Aktuelle Neurologie 2007; 34 - P472
DOI: 10.1055/s-2007-987743

Bewegungscharakteristika der Handschrift bei Schreibkrampf: Effekte der Aufgabe und des Dystonietyps

A Schneider 1, B Baur 1, W Fürholzer 1, C Marquardt 1, J Hermsdörfer 1
  • 1München

Die kinematischen und dynamischen Charakteristika der Schreibbewegung von Patienten mit Schreibkrampf sind nur wenig untersucht. Insbesondere sind detaillierte Analysen der Abhängigkeit der Schreibleistung von dem zu schreibenden Textmaterial und von der spezifischen Symptomatik (simpler versus dystoner Schreibkrampf) wünschenswert. Diese Informationen können wichtige Hinweise für die Therapie liefern.

In der hier vorgestellten Studie wurden 15 Patienten mit dystonem Schreibkrampf, 10 Patienten mit simplem Schreibkrampf und 15 Kontrollpersonen untersucht. Die Schreibbewegungen wurden mit einem graphischen Tablett registriert und hinsichtlich der kinematischen Charakteristika sowie der Griffkraft am Schreibstift analysiert (Software CS). Die Komplexität des Textmaterials steigerte sich von Kringeln, über Doppelt-LLs und einem Testsatz zu frei geschriebenem Text.

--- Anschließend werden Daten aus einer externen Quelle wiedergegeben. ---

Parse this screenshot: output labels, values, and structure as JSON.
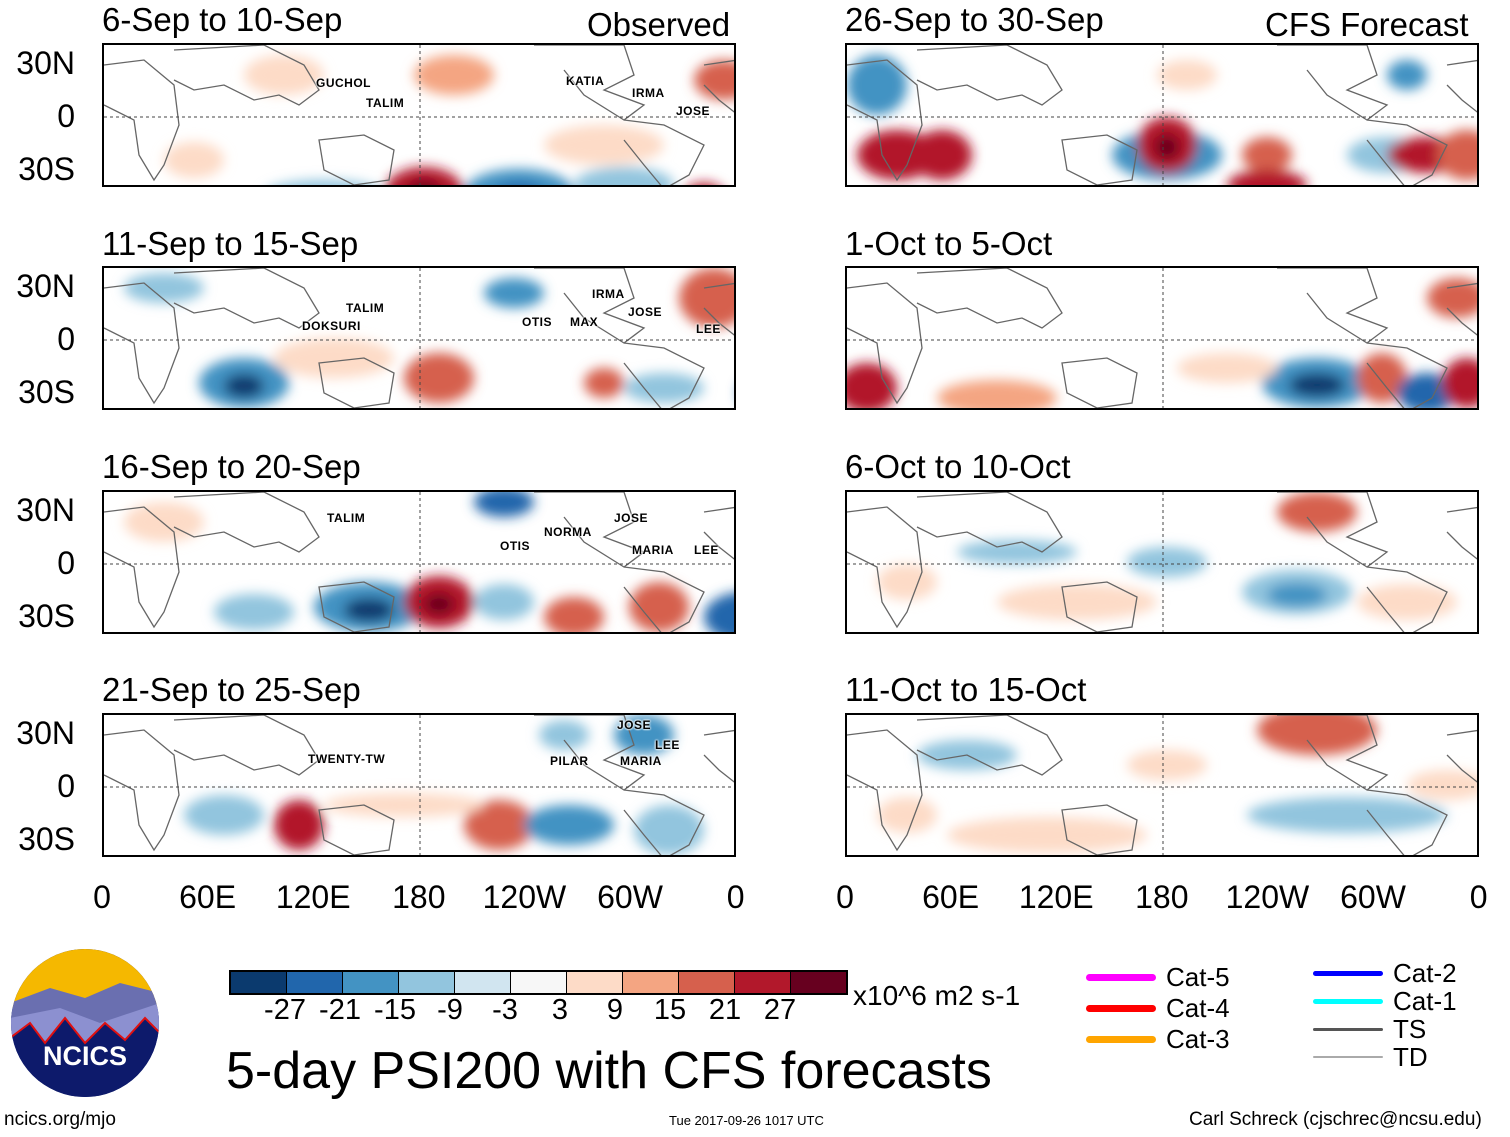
{
  "header": {
    "observed_label": "Observed",
    "forecast_label": "CFS Forecast"
  },
  "lat_labels": [
    "30N",
    "0",
    "30S"
  ],
  "lon_labels": [
    "0",
    "60E",
    "120E",
    "180",
    "120W",
    "60W",
    "0"
  ],
  "panels": [
    {
      "title": "6-Sep to 10-Sep",
      "storms": [
        "GUCHOL",
        "TALIM",
        "KATIA",
        "IRMA",
        "JOSE"
      ]
    },
    {
      "title": "11-Sep to 15-Sep",
      "storms": [
        "TALIM",
        "DOKSURI",
        "OTIS",
        "MAX",
        "IRMA",
        "JOSE",
        "LEE"
      ]
    },
    {
      "title": "16-Sep to 20-Sep",
      "storms": [
        "TALIM",
        "OTIS",
        "NORMA",
        "JOSE",
        "MARIA",
        "LEE"
      ]
    },
    {
      "title": "21-Sep to 25-Sep",
      "storms": [
        "TWENTY-TW",
        "PILAR",
        "JOSE",
        "LEE",
        "MARIA"
      ]
    },
    {
      "title": "26-Sep to 30-Sep"
    },
    {
      "title": "1-Oct to 5-Oct"
    },
    {
      "title": "6-Oct to 10-Oct"
    },
    {
      "title": "11-Oct to 15-Oct"
    }
  ],
  "colorbar": {
    "colors": [
      "#0b3a6e",
      "#2166ac",
      "#4393c3",
      "#92c5de",
      "#d1e5f0",
      "#f7f7f7",
      "#fddbc7",
      "#f4a582",
      "#d6604d",
      "#b2182b",
      "#67001f"
    ],
    "labels": [
      "-27",
      "-21",
      "-15",
      "-9",
      "-3",
      "3",
      "9",
      "15",
      "21",
      "27"
    ],
    "units": "x10^6 m2 s-1"
  },
  "legend": [
    {
      "label": "Cat-5",
      "color": "#ff00ff"
    },
    {
      "label": "Cat-4",
      "color": "#ff0000"
    },
    {
      "label": "Cat-3",
      "color": "#ffa500"
    },
    {
      "label": "Cat-2",
      "color": "#0000ff"
    },
    {
      "label": "Cat-1",
      "color": "#00ffff"
    },
    {
      "label": "TS",
      "color": "#555555"
    },
    {
      "label": "TD",
      "color": "#aaaaaa"
    }
  ],
  "title": "5-day PSI200 with CFS forecasts",
  "logo_text": "NCICS",
  "footer": {
    "left": "ncics.org/mjo",
    "center": "Tue 2017-09-26 1017 UTC",
    "right": "Carl Schreck (cjschrec@ncsu.edu)"
  }
}
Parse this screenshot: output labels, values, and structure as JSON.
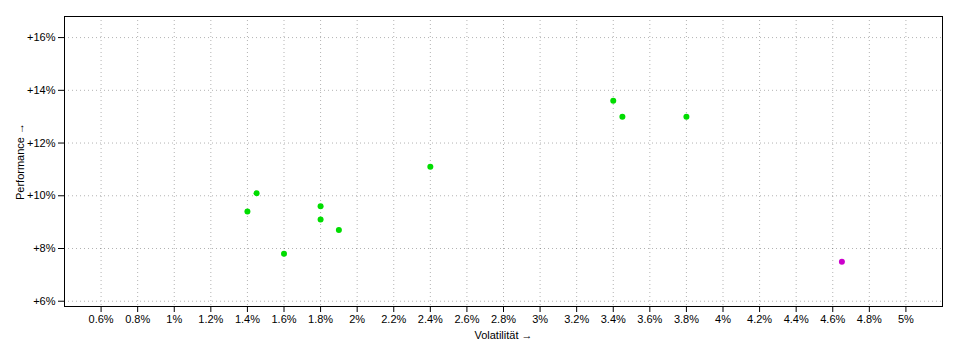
{
  "chart_data": {
    "type": "scatter",
    "xlabel": "Volatilität",
    "ylabel": "Performance",
    "xlim": [
      0.004,
      0.052
    ],
    "ylim": [
      0.058,
      0.168
    ],
    "xticks": [
      {
        "value": 0.006,
        "label": "0.6%"
      },
      {
        "value": 0.008,
        "label": "0.8%"
      },
      {
        "value": 0.01,
        "label": "1%"
      },
      {
        "value": 0.012,
        "label": "1.2%"
      },
      {
        "value": 0.014,
        "label": "1.4%"
      },
      {
        "value": 0.016,
        "label": "1.6%"
      },
      {
        "value": 0.018,
        "label": "1.8%"
      },
      {
        "value": 0.02,
        "label": "2%"
      },
      {
        "value": 0.022,
        "label": "2.2%"
      },
      {
        "value": 0.024,
        "label": "2.4%"
      },
      {
        "value": 0.026,
        "label": "2.6%"
      },
      {
        "value": 0.028,
        "label": "2.8%"
      },
      {
        "value": 0.03,
        "label": "3%"
      },
      {
        "value": 0.032,
        "label": "3.2%"
      },
      {
        "value": 0.034,
        "label": "3.4%"
      },
      {
        "value": 0.036,
        "label": "3.6%"
      },
      {
        "value": 0.038,
        "label": "3.8%"
      },
      {
        "value": 0.04,
        "label": "4%"
      },
      {
        "value": 0.042,
        "label": "4.2%"
      },
      {
        "value": 0.044,
        "label": "4.4%"
      },
      {
        "value": 0.046,
        "label": "4.6%"
      },
      {
        "value": 0.048,
        "label": "4.8%"
      },
      {
        "value": 0.05,
        "label": "5%"
      }
    ],
    "yticks": [
      {
        "value": 0.06,
        "label": "+6%"
      },
      {
        "value": 0.08,
        "label": "+8%"
      },
      {
        "value": 0.1,
        "label": "+10%"
      },
      {
        "value": 0.12,
        "label": "+12%"
      },
      {
        "value": 0.14,
        "label": "+14%"
      },
      {
        "value": 0.16,
        "label": "+16%"
      }
    ],
    "grid": true,
    "series": [
      {
        "color": "#00dd00",
        "x": [
          0.014,
          0.0145,
          0.016,
          0.018,
          0.018,
          0.019,
          0.024,
          0.034,
          0.0345,
          0.038
        ],
        "y": [
          0.094,
          0.101,
          0.078,
          0.096,
          0.091,
          0.087,
          0.111,
          0.136,
          0.13,
          0.13
        ]
      },
      {
        "color": "#cc00cc",
        "x": [
          0.0465
        ],
        "y": [
          0.075
        ]
      }
    ]
  }
}
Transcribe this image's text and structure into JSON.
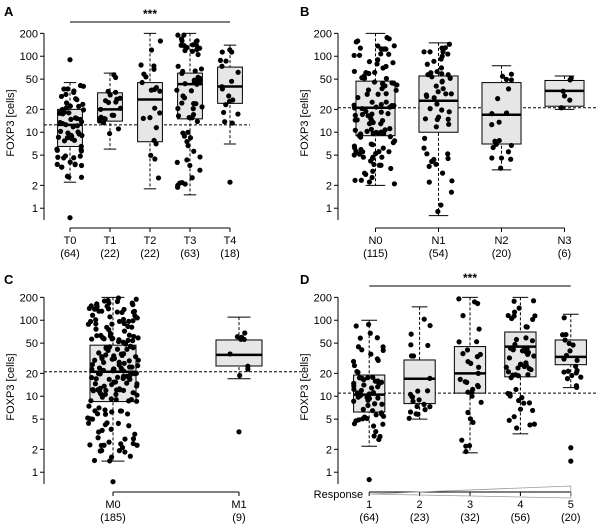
{
  "chart_data": [
    {
      "panel": "A",
      "type": "box",
      "ylabel": "FOXP3 [cells]",
      "yscale": "log",
      "ylim": [
        0.7,
        250
      ],
      "yticks": [
        1,
        2,
        5,
        10,
        20,
        50,
        100,
        200
      ],
      "reference_line": 12.5,
      "significance": "***",
      "significance_span": [
        0,
        4
      ],
      "categories": [
        "T0",
        "T1",
        "T2",
        "T3",
        "T4"
      ],
      "counts": [
        "(64)",
        "(22)",
        "(22)",
        "(63)",
        "(18)"
      ],
      "boxes": [
        {
          "min": 2.2,
          "q1": 6.5,
          "median": 12.5,
          "q3": 20,
          "max": 45
        },
        {
          "min": 6,
          "q1": 14,
          "median": 20,
          "q3": 33,
          "max": 60
        },
        {
          "min": 1.8,
          "q1": 7.5,
          "median": 27,
          "q3": 45,
          "max": 200
        },
        {
          "min": 1.5,
          "q1": 15,
          "median": 43,
          "q3": 60,
          "max": 200
        },
        {
          "min": 7,
          "q1": 24,
          "median": 40,
          "q3": 72,
          "max": 140
        }
      ],
      "outliers": [
        [
          0.75,
          90
        ],
        [],
        [],
        [],
        [
          2.2
        ]
      ]
    },
    {
      "panel": "B",
      "type": "box",
      "ylabel": "FOXP3 [cells]",
      "yscale": "log",
      "ylim": [
        0.7,
        250
      ],
      "yticks": [
        1,
        2,
        5,
        10,
        20,
        50,
        100,
        200
      ],
      "reference_line": 21,
      "categories": [
        "N0",
        "N1",
        "N2",
        "N3"
      ],
      "counts": [
        "(115)",
        "(54)",
        "(20)",
        "(6)"
      ],
      "boxes": [
        {
          "min": 2,
          "q1": 9,
          "median": 21,
          "q3": 47,
          "max": 200
        },
        {
          "min": 0.8,
          "q1": 10,
          "median": 26,
          "q3": 55,
          "max": 150
        },
        {
          "min": 3.2,
          "q1": 7,
          "median": 17,
          "q3": 45,
          "max": 75
        },
        {
          "min": 20,
          "q1": 22,
          "median": 35,
          "q3": 48,
          "max": 55
        }
      ],
      "outliers": [
        [],
        [],
        [],
        []
      ]
    },
    {
      "panel": "C",
      "type": "box",
      "ylabel": "FOXP3 [cells]",
      "yscale": "log",
      "ylim": [
        0.7,
        250
      ],
      "yticks": [
        1,
        2,
        5,
        10,
        20,
        50,
        100,
        200
      ],
      "reference_line": 21,
      "categories": [
        "M0",
        "M1"
      ],
      "counts": [
        "(185)",
        "(9)"
      ],
      "boxes": [
        {
          "min": 1.4,
          "q1": 8.5,
          "median": 21,
          "q3": 47,
          "max": 200
        },
        {
          "min": 17,
          "q1": 25,
          "median": 35,
          "q3": 55,
          "max": 110
        }
      ],
      "outliers": [
        [
          0.75
        ],
        [
          3.4
        ]
      ]
    },
    {
      "panel": "D",
      "type": "box",
      "ylabel": "FOXP3 [cells]",
      "yscale": "log",
      "ylim": [
        0.7,
        250
      ],
      "yticks": [
        1,
        2,
        5,
        10,
        20,
        50,
        100,
        200
      ],
      "reference_line": 11,
      "significance": "***",
      "significance_span": [
        0,
        4
      ],
      "xlabel": "Response",
      "categories": [
        "1",
        "2",
        "3",
        "4",
        "5"
      ],
      "counts": [
        "(64)",
        "(23)",
        "(32)",
        "(56)",
        "(20)"
      ],
      "boxes": [
        {
          "min": 2.2,
          "q1": 6.2,
          "median": 10.5,
          "q3": 19,
          "max": 100
        },
        {
          "min": 5,
          "q1": 8,
          "median": 17,
          "q3": 30,
          "max": 150
        },
        {
          "min": 1.8,
          "q1": 11,
          "median": 20,
          "q3": 45,
          "max": 200
        },
        {
          "min": 3.2,
          "q1": 18,
          "median": 45,
          "q3": 70,
          "max": 200
        },
        {
          "min": 13,
          "q1": 26,
          "median": 33,
          "q3": 55,
          "max": 120
        }
      ],
      "outliers": [
        [
          0.8
        ],
        [],
        [],
        [],
        [
          2.1,
          1.4
        ]
      ]
    }
  ],
  "panel_letters": [
    "A",
    "B",
    "C",
    "D"
  ],
  "colors": {
    "box_fill": "#e6e6e6",
    "dot": "#000000",
    "axis": "#000000"
  }
}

Die wichtigsten Befunde lassen sich folgendermaßen zusammenfassen: Beide Patientengruppen mit Schreibkrampf waren in wesentlichen Charakteristika der Schreibbewegung im Vergleich zu normalen Schreibern gestört. Die Griffkraft am Stift, die in diesem Projekt erstmalig registriert werden konnte, erwies sich dabei als ein hochsensitiver Parameter. Die beiden Patientengruppen waren relativ ähnlich, mit leichten Vorteilen in der Kinematik bei Patienten mit selektiver Schreibstörung. Die Effekte der Aufgaben waren gering. Bemerkenswerterweise fanden sich in beiden Gruppen Patienten mit normaler Schreibkinematik und normaler Griffkraft.

Die Analyse konnte in den meisten Fällen präzise zwischen Patienten mit Schreibkrampf und gesunden Schreibern unterscheiden. Die Griffkraft am Stift erwies sich hierbei als sensitiver Parameter, entsprechend der hypertonen Hauptsymptomatik bei Schreibkrampf.

Nicht desto Trotz konnten manche Patienten kinematische und/oder dynamische Aspekte der Schreibstörungen kompensieren. Dabei kam es allerdings in fast allen Fällen zu Schmerzen. Der Befund vergleichbarer Defizite unabhängig von der Art des Textmaterials deutet darauf hin, dass hinsichtlich der Vulnerabilität für Schreibkrampf alle Aufgaben einem gemeinsamen Aufgabenkomplex (d.h. z.B. auch Kringel gehören zum Schreiben) zuzuordnen sind. Therapieansätze sind daher außerhalb dieses Komplexes zu suchen (z.B. Einsatz proximaler Gelenke).

Gefördert durch die Deutsche Forschungsgemeinschaft DFG.